Politiche 2018: reset del Pd e sconfitta per la leadership di Forza Italia

Di Giuseppe Sollami – Proiezione dopo proiezione il risultato è chiaro: Partito Democratico e Forza Italia, le forze tradizionali di centrosinistra e centrodestra, che per anni hanno retto le sorti del gioco politico italiano, accusano il colpo, piegandosi al fiume in piena del Movimento 5 Stelle e della Lega.

Un risultato storico per il centrodestra italiano: mai, nel corso della sua esistenza, il partito di via Bellerio aveva sorpassato il movimento di Silvio Berlusconi, portando la Lega ad imporsi come primo partito di coalizione; questa imposizione giocherà un ruolo fondamentale per la scelta del prossimo governo, dal momento che la coalizione di centrodestra è quella candidata a ricevere il mandato esplorativo del Presidente della Repubblica per la formazione del nuovo governo.

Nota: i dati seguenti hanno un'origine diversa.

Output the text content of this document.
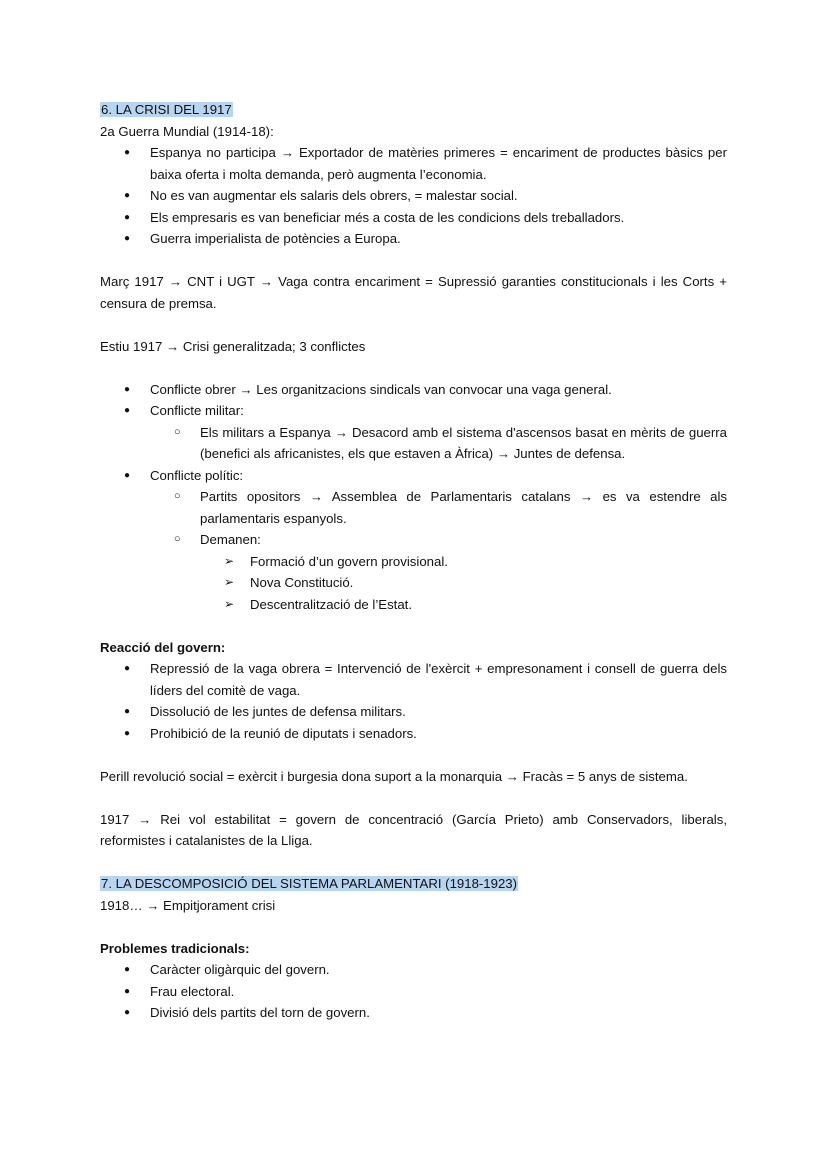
6. LA CRISI DEL 1917

2a Guerra Mundial (1914-18):

● Espanya no participa → Exportador de matèries primeres = encariment de productes bàsics per baixa oferta i molta demanda, però augmenta l’economia.
● No es van augmentar els salaris dels obrers, = malestar social.
● Els empresaris es van beneficiar més a costa de les condicions dels treballadors.
● Guerra imperialista de potències a Europa.

Març 1917 → CNT i UGT → Vaga contra encariment = Supressió garanties constitucionals i les Corts + censura de premsa.

Estiu 1917 → Crisi generalitzada; 3 conflictes

● Conflicte obrer → Les organitzacions sindicals van convocar una vaga general.
● Conflicte militar:
○ Els militars a Espanya → Desacord amb el sistema d'ascensos basat en mèrits de guerra (benefici als africanistes, els que estaven a Àfrica) → Juntes de defensa.
● Conflicte polític:
○ Partits opositors → Assemblea de Parlamentaris catalans → es va estendre als parlamentaris espanyols.
○ Demanen:
➢ Formació d’un govern provisional.
➢ Nova Constitució.
➢ Descentralització de l’Estat.

Reacció del govern:

● Repressió de la vaga obrera = Intervenció de l'exèrcit + empresonament i consell de guerra dels líders del comitè de vaga.
● Dissolució de les juntes de defensa militars.
● Prohibició de la reunió de diputats i senadors.

Perill revolució social = exèrcit i burgesia dona suport a la monarquia → Fracàs = 5 anys de sistema.

1917 → Rei vol estabilitat = govern de concentració (García Prieto) amb Conservadors, liberals, reformistes i catalanistes de la Lliga.

7. LA DESCOMPOSICIÓ DEL SISTEMA PARLAMENTARI (1918-1923)

1918… → Empitjorament crisi

Problemes tradicionals:

● Caràcter oligàrquic del govern.
● Frau electoral.
● Divisió dels partits del torn de govern.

Bisognerà solo vedere se Matteo Salvini continuerà a dialogare con gli alleati di coalizione o proverà a sondare il terreno del Movimento 5 Stelle, altro grande vincente di questa tornata, per un’ipotetica formazione di un governo a traino destrorso.

Qual è lo scotto che paga Berlusconi e il suo partito? Sicuramente una campagna elettorale basata su una serie di promesse irrealizzabili come la solita cancellazione di alcune tasse patrimoniali, alla quale evidentemente, una parte dello storico elettorato berlusconiano non ha creduto più. Il baricentro della leadership liberale si sposta più a destra da oggi, con conseguente inasprimento di quella parte di elettorato di politica antimigratoria e federalista.

Dall’altra parte abbiamo una vera e propria “Caporetto” della politica italiana, rappresentata dal tonfo incredibile del Partito Democratico. Il partito governante uscente paga un conto amaro, vedendo calare i suoi consensi da circa il 50%, passando dal 40,8 delle Europee 2014 al quasi 20% di queste politiche: Matteo Renzi e la sua squadra dovranno immediatamente ripensare alla riorganizzazione del partito, che partirà molto probabilmente dall’epurazione della classe dirigente nazionale, a partire dalle dimissioni del Segretario.

Cosa no ha funzionato nel Pd? Sicuramente, chi viene da un’esperienza di governo paga delle scelte impopolari, ma non possiamo negare che il governo portato a conclusione da Paolo Gentiloni sia stato malaccio, anzi: riconosciuto da molti un premier autorevole, moderato e soprattutto ottimo per fungere da collante tra parti diverse: non è escluso, nell’ipotesi – abbastanza realistica – che vi siano grosse difficoltà a trovare i numeri giusti per chiedere la fiducia delle Camere, un “Gentiloni bis”, un governo di scopo, guidato dal Presidente del Consiglio uscente, con appoggio di Lega e Forza Italia, con termometro politico a guida Pd.

Tornando alle cause della debacle democratica, una delle cause principali è sicuramente la forza delle classi dirigenti locali: un partito che negli ultimi anni ha parlato di rottamazione del sistema ma poi al suo interno, nella fattispecie, in ambito locale, è gestito da dirigenti vecchi quasi quanto la gloriosa Democrazia Cristiana, è un handicap che non ha fatto spiccare il volo. Il continuo riciclo di nomi candidati e un sistema baronale simile a quello medioevale di tipo feudale, è sicuramente il mix perfetto per decretare un totale abisso del progetto democratico. Ad oggi, paradossalmente, la vera forza di centrosinistra (dove peraltro, sono defluiti quasi tutti i voti democratici) è rappresentata dal Movimento 5 Stelle.

Rinnovamento della segreteria nazionale sì, sicuramente è un passo obbligatorio conseguente a una batosta di tali dimensioni, ma pensare alla sostituzione totale o parziale della classe dirigente locale, è sicuramente un’ottima medicina se si vuole ricostruire un centro sinistra con un grande partito riformista. Le carenze strutturali possono essere sanate solo con un’ampia rivisitazione della struttura stessa: è inutile guardare solamente all’aspetto o ai programmi, è necessario un nuovo capitolo, un voltare pagina definitivo.

Ci avviamo verso una divisione del parlamento nuova: non come l’abbiamo intesa fino a ieri – tra democratici e liberali, tra destra e sinistra – ma tra anti-sistema e “sovranisti”.